The death toll of Europe’s witch trials



The terms “witch” and “witchcraft” are common in many cultures and societies across the world, inherently familiar to Americans in particular through Halloween and to a lesser extent, perhaps, the president’s frequent “witch-hunt” tweets.

The following Statista Archive infographic takes a closer look at the toll of real life witch-hunts that reached their zenith in the Early Modern period between 1450 and 1750 when witchcraft led to moral panic and mass hysteria. 

Peter T. Leeson and Jacob W. Russ published “Witch Trials” in the Economic Journal and it provides an interesting overview of witch-trial activity across European countries between 1300 and 1850. The toll of trials and executions is now presented in the context of the continent’s modern borders.

During the above period, 16,474 people were put on trial for witchcraft in Germany and close to 7,000 were put to death. 

In Luxembourg, 219 people were tried for being witches between 1300 and 1850, with 99 deaths recorded.

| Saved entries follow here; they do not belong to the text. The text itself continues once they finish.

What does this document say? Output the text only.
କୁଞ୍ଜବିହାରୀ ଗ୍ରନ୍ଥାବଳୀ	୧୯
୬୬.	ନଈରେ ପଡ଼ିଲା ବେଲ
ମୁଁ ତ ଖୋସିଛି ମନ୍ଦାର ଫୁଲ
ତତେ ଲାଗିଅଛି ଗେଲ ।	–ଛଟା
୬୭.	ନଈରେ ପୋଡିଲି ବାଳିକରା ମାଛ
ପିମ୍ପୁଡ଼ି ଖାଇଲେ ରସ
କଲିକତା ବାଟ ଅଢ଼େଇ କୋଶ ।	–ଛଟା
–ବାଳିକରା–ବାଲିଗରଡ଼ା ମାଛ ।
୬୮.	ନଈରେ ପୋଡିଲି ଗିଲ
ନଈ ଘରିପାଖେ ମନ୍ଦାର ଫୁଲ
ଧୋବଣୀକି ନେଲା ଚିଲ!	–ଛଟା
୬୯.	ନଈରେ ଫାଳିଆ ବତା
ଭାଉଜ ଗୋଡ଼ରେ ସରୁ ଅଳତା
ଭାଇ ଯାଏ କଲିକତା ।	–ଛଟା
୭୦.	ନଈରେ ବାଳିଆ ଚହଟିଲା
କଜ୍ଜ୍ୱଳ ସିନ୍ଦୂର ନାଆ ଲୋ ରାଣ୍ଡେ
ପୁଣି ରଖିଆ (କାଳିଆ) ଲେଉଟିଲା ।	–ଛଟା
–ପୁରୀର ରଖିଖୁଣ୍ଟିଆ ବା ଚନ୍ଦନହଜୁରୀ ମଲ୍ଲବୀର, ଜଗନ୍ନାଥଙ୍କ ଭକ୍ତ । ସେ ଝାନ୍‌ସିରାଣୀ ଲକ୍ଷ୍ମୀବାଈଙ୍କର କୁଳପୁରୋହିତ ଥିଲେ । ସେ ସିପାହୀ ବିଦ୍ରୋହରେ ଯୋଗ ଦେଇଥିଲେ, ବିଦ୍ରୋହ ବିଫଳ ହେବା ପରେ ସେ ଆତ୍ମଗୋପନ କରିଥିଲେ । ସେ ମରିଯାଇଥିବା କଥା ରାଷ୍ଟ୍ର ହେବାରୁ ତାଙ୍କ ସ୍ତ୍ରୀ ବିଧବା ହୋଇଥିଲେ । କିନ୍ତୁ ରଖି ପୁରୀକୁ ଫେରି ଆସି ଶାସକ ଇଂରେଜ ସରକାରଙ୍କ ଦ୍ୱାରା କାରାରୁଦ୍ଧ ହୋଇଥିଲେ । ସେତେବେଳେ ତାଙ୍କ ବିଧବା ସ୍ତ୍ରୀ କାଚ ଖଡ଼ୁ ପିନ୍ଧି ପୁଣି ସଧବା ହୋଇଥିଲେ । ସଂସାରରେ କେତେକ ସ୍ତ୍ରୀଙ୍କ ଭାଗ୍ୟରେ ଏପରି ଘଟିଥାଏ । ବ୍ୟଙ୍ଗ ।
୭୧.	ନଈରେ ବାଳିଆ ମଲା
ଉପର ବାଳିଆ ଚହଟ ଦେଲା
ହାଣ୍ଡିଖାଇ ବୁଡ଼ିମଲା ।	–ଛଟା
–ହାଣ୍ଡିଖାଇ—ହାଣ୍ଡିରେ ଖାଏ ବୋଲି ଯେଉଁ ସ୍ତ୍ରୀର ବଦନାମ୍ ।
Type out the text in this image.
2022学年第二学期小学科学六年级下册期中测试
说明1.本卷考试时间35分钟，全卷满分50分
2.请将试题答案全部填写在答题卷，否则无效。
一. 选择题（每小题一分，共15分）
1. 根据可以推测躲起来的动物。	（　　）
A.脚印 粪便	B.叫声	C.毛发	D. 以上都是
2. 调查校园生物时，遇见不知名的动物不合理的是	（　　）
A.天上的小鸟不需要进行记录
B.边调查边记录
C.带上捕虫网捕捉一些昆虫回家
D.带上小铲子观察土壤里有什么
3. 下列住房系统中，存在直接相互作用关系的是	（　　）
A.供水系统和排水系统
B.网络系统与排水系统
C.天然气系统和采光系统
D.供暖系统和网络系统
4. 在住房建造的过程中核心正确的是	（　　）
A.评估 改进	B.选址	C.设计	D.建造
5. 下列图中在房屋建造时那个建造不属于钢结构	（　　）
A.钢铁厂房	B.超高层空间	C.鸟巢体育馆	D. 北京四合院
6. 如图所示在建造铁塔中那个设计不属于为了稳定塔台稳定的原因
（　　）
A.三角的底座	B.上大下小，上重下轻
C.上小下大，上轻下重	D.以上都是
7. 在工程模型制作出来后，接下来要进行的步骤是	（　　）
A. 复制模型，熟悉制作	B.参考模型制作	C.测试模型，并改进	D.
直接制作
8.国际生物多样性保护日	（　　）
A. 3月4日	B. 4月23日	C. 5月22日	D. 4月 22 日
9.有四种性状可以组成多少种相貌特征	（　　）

The paper was published in 2017.

Even though the notion of witch-hunts and trials may seem absurd today, contemporary witch-hunts have been reported in Sub-Saharan Africa and Papua New Guinea. Official legislation against witchcraft is still in place in Saudi Arabia and Cameroon today.

In 2011, a woman was beheaded in Saudi Arabia for allegedly practicing witchcraft and sorcery, an event human rights organizations described as “extremely shocking”.